LGC gets an insight into a typical week for Slough BC’s service lead for regeneration.
2009–2017 Assistant director for planning policy and economic development, Epping Forest DC
2008-2009 Regeneration programme manager, Hackney LBC
2007-2008 Parliament Square & Albert Embankment programme manager, Transport for London
My title says regeneration, and that’s a big part of what I do. But I manage a team of six people who do everything from estate management to major site development work, and I touch base with them on Monday morning to understand where we are on our projects
We have the highest number of international HQs outside of London and, especially since our new chief executive Josie Wragg started last October, there is lots of ambition and momentum around redeveloping Slough.
We’re embarking on a complete redevelopment of our town centre, so I’m busy talking to consultants and completing master planning briefs. Some of the sites we’re putting forward are very large schemes, there isn’t anything on this scale outside of London. But we’re really at the beginning of our journey.
We have a real mix of cultures and one of the youngest populations in the UK, so there are discussions about how redevelopment and our regeneration approach are facilitating those younger generations. Part of the issue we’re struggling with is there’s not enough keeping young people in the borough.
On Tuesday, I attend our monthly senior management team meeting. Everybody is asked to explain what projects they’re working on, so mine is an update on what we’re doing with Slough Urban Renewal, our joint partnership with Morgan Sindall Investments on the development of two new Marriott International brand hotels and 64 units on the site of our old library, which has just broken ground. There is also a discussion on what’s happening with our former Thames Valley University campus site, which is owned by the council and has plans to redevelop into homes, offices and retail. It will be the largest single council regeneration project seen outside of London.
I’m also doing a lot of work with the various locality hubs around the borough where we’re consolidating services such as GP services, and which will include flexible working spaces for council officers.
The key driver for Slough’s redevelopment is its emerging local plan.

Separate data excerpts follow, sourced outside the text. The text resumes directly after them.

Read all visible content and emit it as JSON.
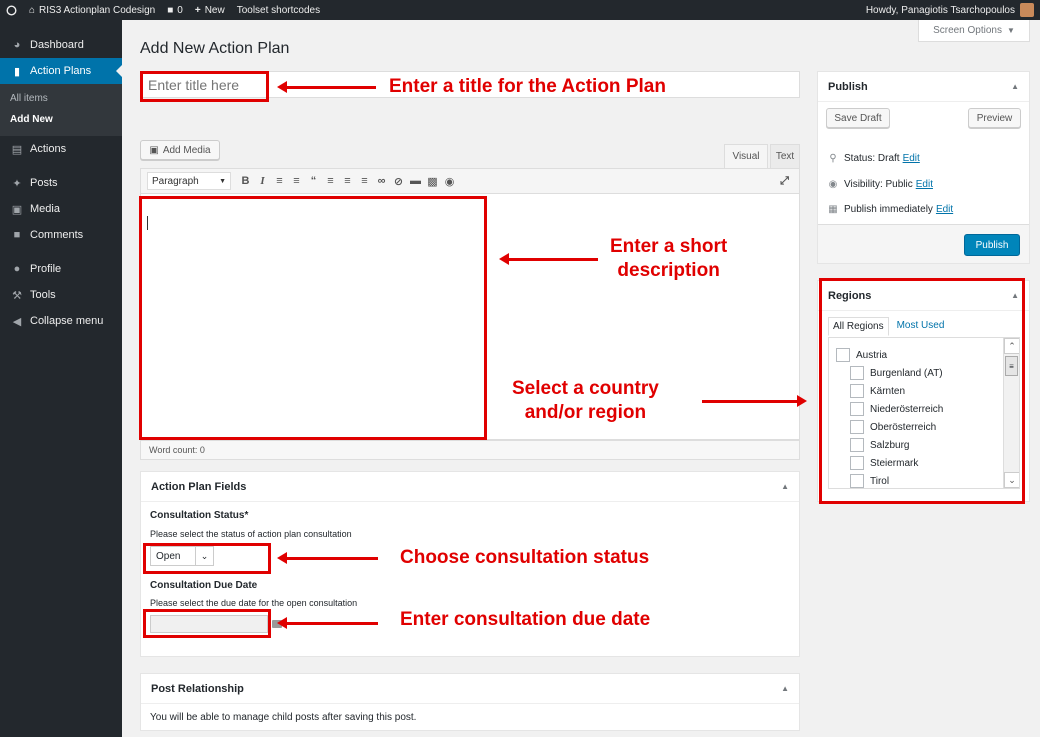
{
  "adminbar": {
    "site_name": "RIS3 Actionplan Codesign",
    "comments_count": "0",
    "new_label": "New",
    "toolset_label": "Toolset shortcodes",
    "howdy": "Howdy, Panagiotis Tsarchopoulos"
  },
  "sidebar": {
    "items": [
      {
        "label": "Dashboard",
        "icon": "dashboard-icon"
      },
      {
        "label": "Action Plans",
        "icon": "action-plans-icon"
      },
      {
        "label": "Actions",
        "icon": "actions-icon"
      },
      {
        "label": "Posts",
        "icon": "pin-icon"
      },
      {
        "label": "Media",
        "icon": "media-icon"
      },
      {
        "label": "Comments",
        "icon": "comments-icon"
      },
      {
        "label": "Profile",
        "icon": "user-icon"
      },
      {
        "label": "Tools",
        "icon": "wrench-icon"
      },
      {
        "label": "Collapse menu",
        "icon": "collapse-icon"
      }
    ],
    "submenu": [
      "All items",
      "Add New"
    ]
  },
  "header": {
    "title": "Add New Action Plan",
    "screen_options": "Screen Options"
  },
  "editor": {
    "title_placeholder": "Enter title here",
    "add_media": "Add Media",
    "tab_visual": "Visual",
    "tab_text": "Text",
    "format": "Paragraph",
    "word_count": "Word count: 0"
  },
  "action_plan_fields": {
    "heading": "Action Plan Fields",
    "status_label": "Consultation Status*",
    "status_help": "Please select the status of action plan consultation",
    "status_value": "Open",
    "date_label": "Consultation Due Date",
    "date_help": "Please select the due date for the open consultation"
  },
  "post_relationship": {
    "heading": "Post Relationship",
    "text": "You will be able to manage child posts after saving this post."
  },
  "publish": {
    "heading": "Publish",
    "save_draft": "Save Draft",
    "preview": "Preview",
    "status": "Status: Draft",
    "visibility": "Visibility: Public",
    "schedule": "Publish immediately",
    "edit": "Edit",
    "publish_button": "Publish"
  },
  "regions": {
    "heading": "Regions",
    "tab_all": "All Regions",
    "tab_most_used": "Most Used",
    "items": [
      "Austria",
      "Burgenland (AT)",
      "Kärnten",
      "Niederösterreich",
      "Oberösterreich",
      "Salzburg",
      "Steiermark",
      "Tirol"
    ]
  },
  "annotations": {
    "title": "Enter a title for the Action Plan",
    "desc_line1": "Enter a short",
    "desc_line2": "description",
    "region_line1": "Select a country",
    "region_line2": "and/or region",
    "status": "Choose consultation status",
    "date": "Enter consultation due date",
    "color": "#e00000"
  }
}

It’s not just about how to help our existing business sectors grow and the delivery of housing, but also what we want Slough to look like and what types of businesses we want to attract.
We have upward of 10,000 homes to deliver over a 35-year period, plus 15,000 jobs. It’s a lot considering that Slough is a relatively small borough, but it’s all driven on demand. It’s a huge mapping exercise, and we have to make sure we get it right now before we go any further forwards.

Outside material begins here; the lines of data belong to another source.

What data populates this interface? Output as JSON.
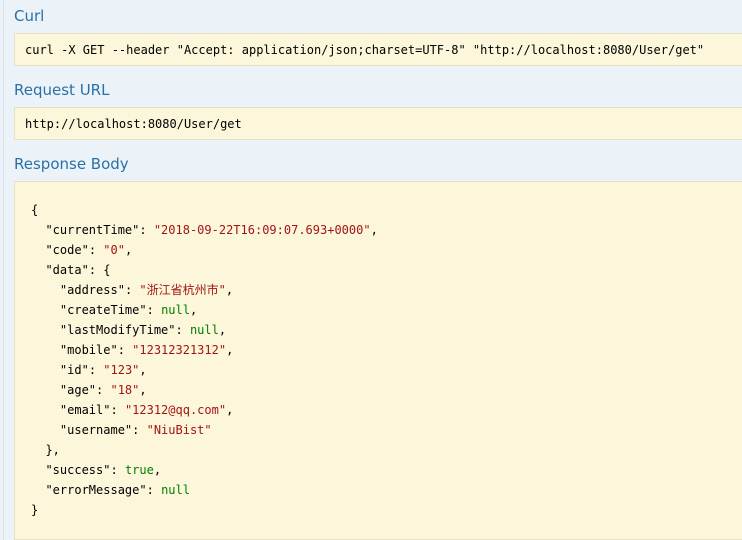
{
  "sections": {
    "curl": {
      "title": "Curl",
      "command": "curl -X GET --header \"Accept: application/json;charset=UTF-8\" \"http://localhost:8080/User/get\""
    },
    "request_url": {
      "title": "Request URL",
      "url": "http://localhost:8080/User/get"
    },
    "response_body": {
      "title": "Response Body",
      "open_brace": "{",
      "close_brace": "}",
      "currentTime": {
        "key": "\"currentTime\"",
        "value": "\"2018-09-22T16:09:07.693+0000\""
      },
      "code": {
        "key": "\"code\"",
        "value": "\"0\""
      },
      "data": {
        "key": "\"data\"",
        "open": "{",
        "close": "},",
        "address": {
          "key": "\"address\"",
          "value": "\"浙江省杭州市\""
        },
        "createTime": {
          "key": "\"createTime\"",
          "value": "null"
        },
        "lastModifyTime": {
          "key": "\"lastModifyTime\"",
          "value": "null"
        },
        "mobile": {
          "key": "\"mobile\"",
          "value": "\"12312321312\""
        },
        "id": {
          "key": "\"id\"",
          "value": "\"123\""
        },
        "age": {
          "key": "\"age\"",
          "value": "\"18\""
        },
        "email": {
          "key": "\"email\"",
          "value": "\"12312@qq.com\""
        },
        "username": {
          "key": "\"username\"",
          "value": "\"NiuBist\""
        }
      },
      "success": {
        "key": "\"success\"",
        "value": "true"
      },
      "errorMessage": {
        "key": "\"errorMessage\"",
        "value": "null"
      }
    }
  },
  "colors": {
    "background": "#ebf3f9",
    "title": "#2a70a6",
    "code_background": "#fcf6db",
    "string": "#a31515",
    "literal": "#008000"
  }
}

From a regeneration perspective we’re also looking at the softer things - the quality of our public realm, and what you feel when you come out of the station-how you perceive the townscape.
It’s also about bringing people along with us who have that community leadership because as a council on our own with a couple of developers, we’re blinkered if we’re not being informed by our community.

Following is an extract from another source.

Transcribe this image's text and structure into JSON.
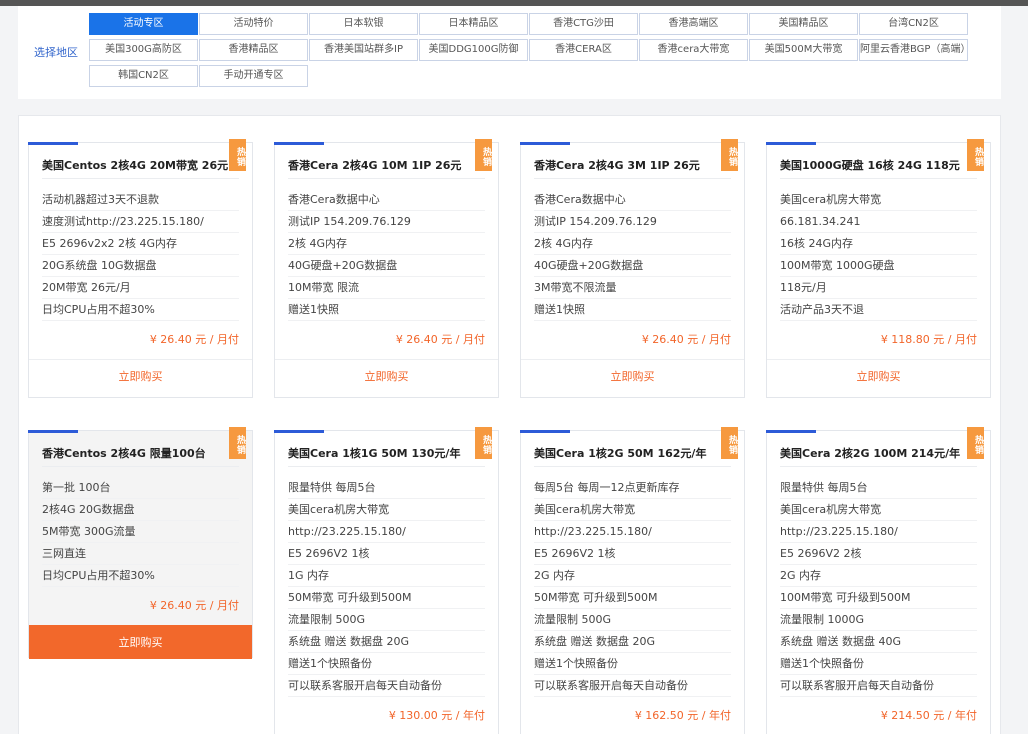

It takes me over two hours to get to Slough, so I work from near my home in Leyton on Wednesdays and Fridays because doing that commute every day would burn me out. The council is really good at allowing flexible working and it’s something we’re increasingly committed to enabling. It means I can drop off and pick up my kids from school on those days.
I go to a communal working hub space, because I’m distracted too easily at home, and get on with my report writing.
Every Thursday, our senior leadership team holds an ideas session. This week it’s on the business case for the transformation process the council is going through, and as part of that, senior management are inputting information about where we are and the journey to where we want to get to.
We’re keen to raise the profile of Slough, which is often remembered for being the setting for the TV show The Office. There’s an ongoing debate in our own office around that issue! I say it’s good that people mention it so we can say ‘yes some of these things are true, but so is this’. There are so many wonderful things about Slough that have got lost over the years.
Making an impact
On Friday, I’m working from a communal hub again. Invariably I’ll be on my phone and taking emails throughout the day, because there’s always a discussion to be had about unlocking something in a development project.
Coming back to the workplace in January after a two-year hiatus after my son was born, I really wanted to do something that inspired me. I know that if I do my work well I’ll deliver something that will impact people’s lives for decades to come, and that makes me wake up in the morning with a passion for my job.
What I can find frustrating at times is around consensus building. There are so many different component parts to regeneration – it’s also about the community, stakeholders and politicians. I have to navigate my way through what different people want, and that’s not always necessarily the same thing. Projects start and stop. You can feel for weeks that you’re not getting anywhere, and then all of a sudden, you have a breakthrough. And it’s so rewarding when you get to the other end.